His last major photography exhibition, In Focus: Ed Ruscha, was held at the Getty Center in Los Angeles in 2013. It included the slender, pocket-sized volumes that he began publishing in 1963 and his extensive documentation of Los Angeles streets, beginning with Sunset Boulevard in 1965. Many of these photographs became source material for paintings. Both featured in Ed Ruscha and the Great American West, which closed in October at San Francisco’s de Young.

Ruscha says: “I did use a camera back then [in the 1960s] and I’m not sure that I ever reckoned on the combination of photography and painting, so I never really mixed them together like some artists have done—pretty successfully, too. I more or less kept it separate, not for any strategy. But I couldn’t combine the two.”

In 1963, Ruscha made the book Twentysix Gasoline Stations, which features photographs of petrol stations along the highway between his home in Los Angeles and his parents’ residence in Oklahoma City.

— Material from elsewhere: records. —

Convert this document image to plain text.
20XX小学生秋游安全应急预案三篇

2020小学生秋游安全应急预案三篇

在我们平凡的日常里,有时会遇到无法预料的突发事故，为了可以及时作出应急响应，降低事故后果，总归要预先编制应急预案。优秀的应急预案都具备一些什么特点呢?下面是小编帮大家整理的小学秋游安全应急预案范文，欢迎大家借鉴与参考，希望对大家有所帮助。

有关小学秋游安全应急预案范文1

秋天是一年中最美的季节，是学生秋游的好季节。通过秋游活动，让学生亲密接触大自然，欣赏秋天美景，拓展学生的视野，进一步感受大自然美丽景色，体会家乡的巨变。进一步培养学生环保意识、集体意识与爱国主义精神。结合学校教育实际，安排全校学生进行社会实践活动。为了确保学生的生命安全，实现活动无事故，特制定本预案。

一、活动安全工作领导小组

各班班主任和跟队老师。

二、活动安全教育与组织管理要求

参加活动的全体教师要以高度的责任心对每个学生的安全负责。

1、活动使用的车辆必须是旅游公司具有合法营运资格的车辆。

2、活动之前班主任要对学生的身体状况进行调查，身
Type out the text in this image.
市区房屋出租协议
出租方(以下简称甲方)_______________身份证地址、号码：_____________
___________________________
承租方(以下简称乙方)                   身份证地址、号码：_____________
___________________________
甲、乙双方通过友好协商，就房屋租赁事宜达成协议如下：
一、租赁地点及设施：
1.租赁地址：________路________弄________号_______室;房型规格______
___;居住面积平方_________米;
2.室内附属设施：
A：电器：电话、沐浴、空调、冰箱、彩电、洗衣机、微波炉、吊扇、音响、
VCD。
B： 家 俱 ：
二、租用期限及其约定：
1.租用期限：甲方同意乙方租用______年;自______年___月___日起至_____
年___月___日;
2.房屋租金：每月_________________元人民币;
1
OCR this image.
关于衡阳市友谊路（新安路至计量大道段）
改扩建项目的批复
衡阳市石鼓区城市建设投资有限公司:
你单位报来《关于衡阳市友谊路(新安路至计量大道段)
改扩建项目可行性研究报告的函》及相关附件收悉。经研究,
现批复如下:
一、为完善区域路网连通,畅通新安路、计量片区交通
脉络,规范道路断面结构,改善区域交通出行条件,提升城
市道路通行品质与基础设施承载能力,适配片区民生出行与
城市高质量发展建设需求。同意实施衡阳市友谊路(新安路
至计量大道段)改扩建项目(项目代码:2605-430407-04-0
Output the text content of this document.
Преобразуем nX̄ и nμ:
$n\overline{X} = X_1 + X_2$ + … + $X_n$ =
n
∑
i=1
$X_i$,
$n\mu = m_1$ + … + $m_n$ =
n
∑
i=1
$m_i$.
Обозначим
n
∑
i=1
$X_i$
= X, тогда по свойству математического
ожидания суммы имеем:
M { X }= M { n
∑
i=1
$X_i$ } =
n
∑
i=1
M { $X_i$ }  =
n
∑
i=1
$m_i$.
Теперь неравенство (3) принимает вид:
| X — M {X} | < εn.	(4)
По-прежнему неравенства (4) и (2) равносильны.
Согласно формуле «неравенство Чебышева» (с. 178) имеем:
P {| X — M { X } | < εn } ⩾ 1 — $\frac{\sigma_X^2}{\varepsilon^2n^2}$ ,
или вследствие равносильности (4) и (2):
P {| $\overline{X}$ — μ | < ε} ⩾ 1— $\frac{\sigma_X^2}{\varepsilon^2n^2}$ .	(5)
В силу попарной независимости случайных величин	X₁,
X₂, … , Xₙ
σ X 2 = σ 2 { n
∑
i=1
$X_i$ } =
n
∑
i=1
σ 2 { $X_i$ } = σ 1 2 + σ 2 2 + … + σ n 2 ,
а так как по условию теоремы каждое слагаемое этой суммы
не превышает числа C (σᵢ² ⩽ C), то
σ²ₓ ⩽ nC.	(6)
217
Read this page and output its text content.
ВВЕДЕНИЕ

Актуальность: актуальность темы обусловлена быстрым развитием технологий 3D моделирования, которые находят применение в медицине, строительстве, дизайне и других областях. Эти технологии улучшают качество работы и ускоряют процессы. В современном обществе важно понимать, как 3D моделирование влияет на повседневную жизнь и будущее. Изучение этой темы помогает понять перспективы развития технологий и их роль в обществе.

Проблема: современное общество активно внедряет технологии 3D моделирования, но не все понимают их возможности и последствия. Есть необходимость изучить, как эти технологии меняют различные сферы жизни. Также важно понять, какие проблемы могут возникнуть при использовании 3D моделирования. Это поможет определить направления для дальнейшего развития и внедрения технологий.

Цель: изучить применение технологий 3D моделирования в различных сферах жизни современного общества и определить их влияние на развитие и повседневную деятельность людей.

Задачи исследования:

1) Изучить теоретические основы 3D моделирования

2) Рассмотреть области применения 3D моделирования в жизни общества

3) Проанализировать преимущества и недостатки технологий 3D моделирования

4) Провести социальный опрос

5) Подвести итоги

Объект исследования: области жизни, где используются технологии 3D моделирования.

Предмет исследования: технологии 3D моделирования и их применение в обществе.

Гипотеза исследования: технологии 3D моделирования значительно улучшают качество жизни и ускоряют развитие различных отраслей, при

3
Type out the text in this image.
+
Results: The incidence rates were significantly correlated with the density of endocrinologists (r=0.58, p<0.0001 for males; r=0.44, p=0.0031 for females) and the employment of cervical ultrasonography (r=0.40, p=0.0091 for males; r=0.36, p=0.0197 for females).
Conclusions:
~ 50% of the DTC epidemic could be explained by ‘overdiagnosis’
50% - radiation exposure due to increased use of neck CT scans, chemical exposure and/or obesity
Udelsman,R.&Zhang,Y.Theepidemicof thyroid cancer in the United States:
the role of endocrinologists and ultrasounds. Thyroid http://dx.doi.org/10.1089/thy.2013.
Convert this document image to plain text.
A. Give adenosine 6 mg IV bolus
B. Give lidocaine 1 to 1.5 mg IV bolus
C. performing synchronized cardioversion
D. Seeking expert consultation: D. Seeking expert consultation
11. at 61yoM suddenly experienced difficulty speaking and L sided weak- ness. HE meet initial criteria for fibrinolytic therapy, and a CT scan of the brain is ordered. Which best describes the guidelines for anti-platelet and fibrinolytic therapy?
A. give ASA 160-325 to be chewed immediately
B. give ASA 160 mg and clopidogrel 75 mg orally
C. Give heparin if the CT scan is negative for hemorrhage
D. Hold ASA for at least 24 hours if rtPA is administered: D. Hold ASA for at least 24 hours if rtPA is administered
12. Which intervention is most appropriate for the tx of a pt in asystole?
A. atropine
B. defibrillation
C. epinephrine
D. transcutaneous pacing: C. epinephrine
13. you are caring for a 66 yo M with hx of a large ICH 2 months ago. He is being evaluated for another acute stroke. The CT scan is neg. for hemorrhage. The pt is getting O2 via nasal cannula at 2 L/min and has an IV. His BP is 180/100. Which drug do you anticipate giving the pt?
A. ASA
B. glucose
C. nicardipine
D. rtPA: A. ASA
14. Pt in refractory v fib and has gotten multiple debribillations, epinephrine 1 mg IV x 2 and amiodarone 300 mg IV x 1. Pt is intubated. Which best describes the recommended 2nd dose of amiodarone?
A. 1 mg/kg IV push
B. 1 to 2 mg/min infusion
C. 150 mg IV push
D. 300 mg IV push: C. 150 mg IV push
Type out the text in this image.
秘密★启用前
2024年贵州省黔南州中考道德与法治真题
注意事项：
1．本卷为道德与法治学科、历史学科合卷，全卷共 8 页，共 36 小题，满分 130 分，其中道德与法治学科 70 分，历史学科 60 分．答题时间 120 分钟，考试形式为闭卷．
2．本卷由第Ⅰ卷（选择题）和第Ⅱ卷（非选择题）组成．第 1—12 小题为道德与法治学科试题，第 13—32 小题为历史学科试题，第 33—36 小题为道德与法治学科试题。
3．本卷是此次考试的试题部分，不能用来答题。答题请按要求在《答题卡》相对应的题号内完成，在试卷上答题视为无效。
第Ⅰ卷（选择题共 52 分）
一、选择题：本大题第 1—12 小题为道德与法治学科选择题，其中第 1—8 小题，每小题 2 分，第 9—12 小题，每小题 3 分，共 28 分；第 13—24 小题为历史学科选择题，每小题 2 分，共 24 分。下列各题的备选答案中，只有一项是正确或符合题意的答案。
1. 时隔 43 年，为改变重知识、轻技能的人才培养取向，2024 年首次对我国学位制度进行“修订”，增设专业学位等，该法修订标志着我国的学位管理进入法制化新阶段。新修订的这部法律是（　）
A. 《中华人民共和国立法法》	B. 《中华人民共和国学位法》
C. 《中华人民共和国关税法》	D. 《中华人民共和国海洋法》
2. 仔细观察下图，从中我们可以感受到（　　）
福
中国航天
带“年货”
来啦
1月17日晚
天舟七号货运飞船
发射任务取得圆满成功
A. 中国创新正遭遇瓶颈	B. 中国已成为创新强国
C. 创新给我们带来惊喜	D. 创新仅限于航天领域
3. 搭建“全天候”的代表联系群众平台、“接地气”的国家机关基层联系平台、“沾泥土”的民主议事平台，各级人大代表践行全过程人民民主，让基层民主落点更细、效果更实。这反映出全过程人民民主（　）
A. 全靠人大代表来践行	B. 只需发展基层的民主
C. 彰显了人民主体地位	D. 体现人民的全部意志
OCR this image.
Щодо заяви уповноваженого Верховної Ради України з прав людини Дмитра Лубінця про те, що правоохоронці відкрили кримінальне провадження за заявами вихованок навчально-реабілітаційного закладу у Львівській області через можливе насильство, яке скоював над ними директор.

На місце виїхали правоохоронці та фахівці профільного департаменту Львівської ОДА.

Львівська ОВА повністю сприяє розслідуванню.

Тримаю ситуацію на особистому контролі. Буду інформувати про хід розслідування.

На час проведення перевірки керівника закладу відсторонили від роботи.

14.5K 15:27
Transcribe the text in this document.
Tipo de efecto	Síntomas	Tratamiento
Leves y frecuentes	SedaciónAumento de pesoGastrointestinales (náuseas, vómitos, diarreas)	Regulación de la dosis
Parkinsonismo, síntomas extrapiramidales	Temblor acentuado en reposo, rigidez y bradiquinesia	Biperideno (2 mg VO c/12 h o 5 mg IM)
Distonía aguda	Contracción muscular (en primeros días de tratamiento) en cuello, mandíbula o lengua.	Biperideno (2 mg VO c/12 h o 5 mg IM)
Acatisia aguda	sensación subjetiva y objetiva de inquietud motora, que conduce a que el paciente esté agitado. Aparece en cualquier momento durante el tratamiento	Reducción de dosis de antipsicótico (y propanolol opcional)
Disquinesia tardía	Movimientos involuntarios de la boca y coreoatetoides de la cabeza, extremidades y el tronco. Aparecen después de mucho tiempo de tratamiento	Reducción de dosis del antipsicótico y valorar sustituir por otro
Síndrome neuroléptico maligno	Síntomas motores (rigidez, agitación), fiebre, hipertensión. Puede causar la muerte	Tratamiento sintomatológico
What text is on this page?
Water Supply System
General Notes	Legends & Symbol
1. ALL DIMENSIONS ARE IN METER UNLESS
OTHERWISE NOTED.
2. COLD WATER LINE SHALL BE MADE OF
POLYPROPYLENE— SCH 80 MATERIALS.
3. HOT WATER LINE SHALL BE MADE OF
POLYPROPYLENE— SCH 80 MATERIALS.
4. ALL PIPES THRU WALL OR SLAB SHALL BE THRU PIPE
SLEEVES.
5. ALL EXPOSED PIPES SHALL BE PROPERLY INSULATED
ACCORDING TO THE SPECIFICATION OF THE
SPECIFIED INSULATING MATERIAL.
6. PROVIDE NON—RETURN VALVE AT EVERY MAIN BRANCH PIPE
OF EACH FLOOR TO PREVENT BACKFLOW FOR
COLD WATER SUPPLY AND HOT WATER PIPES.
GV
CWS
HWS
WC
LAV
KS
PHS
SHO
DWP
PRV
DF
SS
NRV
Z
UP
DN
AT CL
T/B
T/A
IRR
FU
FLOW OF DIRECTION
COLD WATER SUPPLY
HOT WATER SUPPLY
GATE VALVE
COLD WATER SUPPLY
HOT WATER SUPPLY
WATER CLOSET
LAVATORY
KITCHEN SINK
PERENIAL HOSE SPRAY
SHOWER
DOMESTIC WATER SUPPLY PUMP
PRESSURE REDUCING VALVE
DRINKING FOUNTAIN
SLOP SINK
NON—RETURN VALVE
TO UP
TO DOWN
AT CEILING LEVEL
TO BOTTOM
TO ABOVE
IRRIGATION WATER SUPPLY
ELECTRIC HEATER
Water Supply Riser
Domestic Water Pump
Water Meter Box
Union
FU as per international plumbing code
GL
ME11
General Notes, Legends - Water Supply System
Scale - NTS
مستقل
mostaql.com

“I saw photographs as an end [for] the concept of a book. So I needed almost an excuse to make a book, specifically Twentysix Gasoline stations,” he says. “The photos of the gas stations became a reason to make a painting of that…so it goes photograph to painting, but the two don’t meet. So photographs were kind of a process tool for me.” And does Ruscha ever look through a lens now? “Occasionally I use a camera to take an isolated picture,” he says.